Downstream, the river slows near the estuary. Eulsukdo Ecological Park lies at the meeting point of freshwater and tide, part of the Nakdonggang River Estuary designated as Natural Monument No. 179. The wetlands here form one of the nation’s key habitats for migratory birds. Early in the morning, the sound of wings replaces the city’s traffic. The park’s walkways keep visitors above the reeds, allowing observation without intrusion. The Nakdonggang Estuary Eco Center coordinates research, education, and monitoring programs, keeping human presence secondary to the land’s rhythm.
Pink muhly, though beautiful, has become a national conversation. The National Institute of Ecology classifies the plant as a Level-2 Ecological Risk Species—meaning it is not invasive under law, but requires long-term observation. Studies suggest possible allelopathic effects, where its roots may suppress native species in certain soils. Yet in managed environments like Daejeo, the impact appears limited. Some local governments have begun phasing out the plant, replacing it with native alternatives that mirror its color palette without ecological risk. Busan continues to study the balance between attraction and caution.

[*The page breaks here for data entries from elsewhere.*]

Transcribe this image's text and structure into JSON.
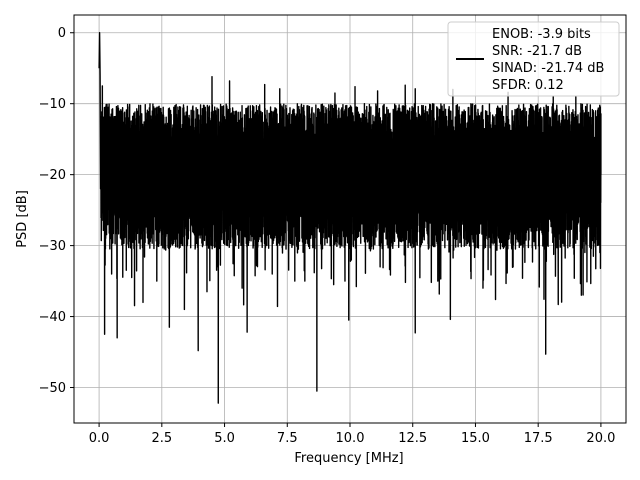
{
  "chart_data": {
    "type": "line",
    "title": "",
    "xlabel": "Frequency [MHz]",
    "ylabel": "PSD [dB]",
    "xlim": [
      -1.0,
      21.0
    ],
    "ylim": [
      -55,
      2.5
    ],
    "xticks": [
      0.0,
      2.5,
      5.0,
      7.5,
      10.0,
      12.5,
      15.0,
      17.5,
      20.0
    ],
    "xtick_labels": [
      "0.0",
      "2.5",
      "5.0",
      "7.5",
      "10.0",
      "12.5",
      "15.0",
      "17.5",
      "20.0"
    ],
    "yticks": [
      0,
      -10,
      -20,
      -30,
      -40,
      -50
    ],
    "ytick_labels": [
      "0",
      "−10",
      "−20",
      "−30",
      "−40",
      "−50"
    ],
    "grid": true,
    "legend_position": "top-right",
    "legend_lines": [
      "ENOB: -3.9 bits",
      "SNR: -21.7 dB",
      "SINAD: -21.74 dB",
      "SFDR: 0.12"
    ],
    "series": [
      {
        "color": "#000000",
        "description": "noise floor spectrum",
        "x_range": [
          0,
          20
        ],
        "typical_upper": -13,
        "typical_lower": -27,
        "peak": {
          "x": 0.02,
          "y": 0
        },
        "dips": [
          {
            "x": 0.22,
            "y": -42.5
          },
          {
            "x": 0.5,
            "y": -34
          },
          {
            "x": 0.72,
            "y": -43
          },
          {
            "x": 1.3,
            "y": -34.5
          },
          {
            "x": 1.75,
            "y": -38
          },
          {
            "x": 2.3,
            "y": -35
          },
          {
            "x": 2.8,
            "y": -41.5
          },
          {
            "x": 3.4,
            "y": -39
          },
          {
            "x": 3.95,
            "y": -44.8
          },
          {
            "x": 4.3,
            "y": -36.5
          },
          {
            "x": 4.75,
            "y": -52.2
          },
          {
            "x": 5.7,
            "y": -36
          },
          {
            "x": 5.9,
            "y": -42.2
          },
          {
            "x": 6.9,
            "y": -34
          },
          {
            "x": 7.8,
            "y": -35
          },
          {
            "x": 8.2,
            "y": -35
          },
          {
            "x": 8.68,
            "y": -50.5
          },
          {
            "x": 9.8,
            "y": -35
          },
          {
            "x": 9.95,
            "y": -40.5
          },
          {
            "x": 11.2,
            "y": -33
          },
          {
            "x": 12.6,
            "y": -42.3
          },
          {
            "x": 13.5,
            "y": -35
          },
          {
            "x": 14.0,
            "y": -40.4
          },
          {
            "x": 15.3,
            "y": -36
          },
          {
            "x": 15.8,
            "y": -37.6
          },
          {
            "x": 16.5,
            "y": -33
          },
          {
            "x": 17.8,
            "y": -45.3
          },
          {
            "x": 18.3,
            "y": -38.3
          },
          {
            "x": 19.2,
            "y": -34
          },
          {
            "x": 19.7,
            "y": -31.5
          }
        ],
        "spikes": [
          {
            "x": 4.5,
            "y": -6.2
          },
          {
            "x": 5.2,
            "y": -6.8
          },
          {
            "x": 6.6,
            "y": -7.3
          },
          {
            "x": 7.2,
            "y": -7.9
          },
          {
            "x": 9.4,
            "y": -8.5
          },
          {
            "x": 10.2,
            "y": -7.6
          },
          {
            "x": 11.1,
            "y": -8.2
          },
          {
            "x": 12.2,
            "y": -7.4
          },
          {
            "x": 12.6,
            "y": -7.9
          },
          {
            "x": 14.1,
            "y": -8.0
          },
          {
            "x": 16.3,
            "y": -8.4
          },
          {
            "x": 18.1,
            "y": -9.0
          },
          {
            "x": 19.0,
            "y": -9.0
          },
          {
            "x": 0.13,
            "y": -7.5
          },
          {
            "x": 0.25,
            "y": -10.5
          }
        ]
      }
    ]
  }
}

“The goal is not to remove beauty, but to manage it responsibly,” said Kim Kyung-hee, director of the Nakdonggang River Management Headquarters. Maintenance crews cut the muhly in November, collect soil samples, and track seed movement along the levee. Signs remind visitors to stay on paths. The system is practical, not poetic—an attempt to hold tourism and ecology in the same frame without breaking either.
By late autumn, the color drains from the riverbanks. The pink turns gray. The wind grows colder, and the fields empty out. Birds arrive as people leave. In winter, these parks are almost bare, except for the sound of water under the bridges. But the structure remains—a network built to absorb floods, hold soil, and offer a margin of space where the city can slow down.
The Nakdonggang River no longer divides Busan; it anchors it. What began as an engineering project has become a landscape of negotiation—between water and land, management and chance, people and time. For a brief season, the parks show what that balance can look like: color without excess, beauty under watch, nature not as spectacle but as continuity.